Business magnate, investor and philanthropist, Warren Buffett is considered to be one of the most successful businessmen of the 20th century. Here are a few of his thoughts on investment and running a successful business:

“Rule No. 1: never lose money; rule No. 2: don’t forget rule No. 1.”

”The stock market is a no-called-strike game. You don’t have to swing at everything — you can wait for your pitch. The problem when you’re a money manager is that your fans keep yelling, ‘Swing, you bum!’”

“Long ago, Ben Graham taught me that ‘Price is what you pay; value is what you get.’ Whether we’re talking about socks or stocks, I like buying quality merchandise when it is marked down.”

“You don’t need to be a rocket scientist. Investing is not a game where the guy with the 160 IQ beats the guy with 130 IQ.”

“Our approach is very much profiting from lack of change rather than from change. With Wrigley chewing gum, it’s lack of change that appeals to me. I don’t think it is going to be hurt by the Internet. That’s the kind of business I like.”

”Time is the friend of the wonderful business, the enemy of the mediocre.”

“The most important quality for an investor is temperament, not intellect. You need a temperament that neither derives great pleasure from being with the crowd or against the crowd.”

“Successful Investing takes time, discipline and patience. No matter how great the talent or effort, some things just take time: You can’t produce a baby in one month by getting nine women pregnant.”

“In the short term, the market is a popularity contest.
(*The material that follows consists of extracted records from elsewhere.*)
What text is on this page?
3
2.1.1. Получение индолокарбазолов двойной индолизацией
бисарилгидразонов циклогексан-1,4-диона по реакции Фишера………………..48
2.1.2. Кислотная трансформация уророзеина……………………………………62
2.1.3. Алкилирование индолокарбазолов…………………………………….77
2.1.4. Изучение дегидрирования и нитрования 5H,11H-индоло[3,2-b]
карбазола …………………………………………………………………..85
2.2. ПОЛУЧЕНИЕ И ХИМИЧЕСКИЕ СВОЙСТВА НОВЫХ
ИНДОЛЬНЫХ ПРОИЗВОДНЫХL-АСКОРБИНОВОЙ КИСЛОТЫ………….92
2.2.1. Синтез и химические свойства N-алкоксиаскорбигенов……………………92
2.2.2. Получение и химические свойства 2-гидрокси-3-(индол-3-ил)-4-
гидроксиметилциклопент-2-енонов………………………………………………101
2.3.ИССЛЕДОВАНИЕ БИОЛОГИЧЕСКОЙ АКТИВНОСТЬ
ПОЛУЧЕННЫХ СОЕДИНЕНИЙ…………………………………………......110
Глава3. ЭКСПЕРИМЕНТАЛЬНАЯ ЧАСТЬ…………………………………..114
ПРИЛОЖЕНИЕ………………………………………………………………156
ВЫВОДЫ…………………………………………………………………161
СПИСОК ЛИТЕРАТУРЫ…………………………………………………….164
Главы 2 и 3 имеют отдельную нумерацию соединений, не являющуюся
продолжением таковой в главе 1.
In the long term, the market is a weighing machine.”

“Opportunities come infrequently. When it rains gold, put out the bucket, not the thimble”

“Diversification is a protection against ignorance. It makes very little sense for those who know what they’re doing.”

“If you aren’t willing to own a stock for ten years, don’t even think about owning it for ten minutes. Put together a portfolio of companies whose aggregate earnings march upward over the years, and so also will the portfolio’s market value.”

“The key to investing is not assessing how much an industry is going to affect society, or how much it will grow, but rather determining the competitive advantage of any given company and, above all, the durability of that advantage.”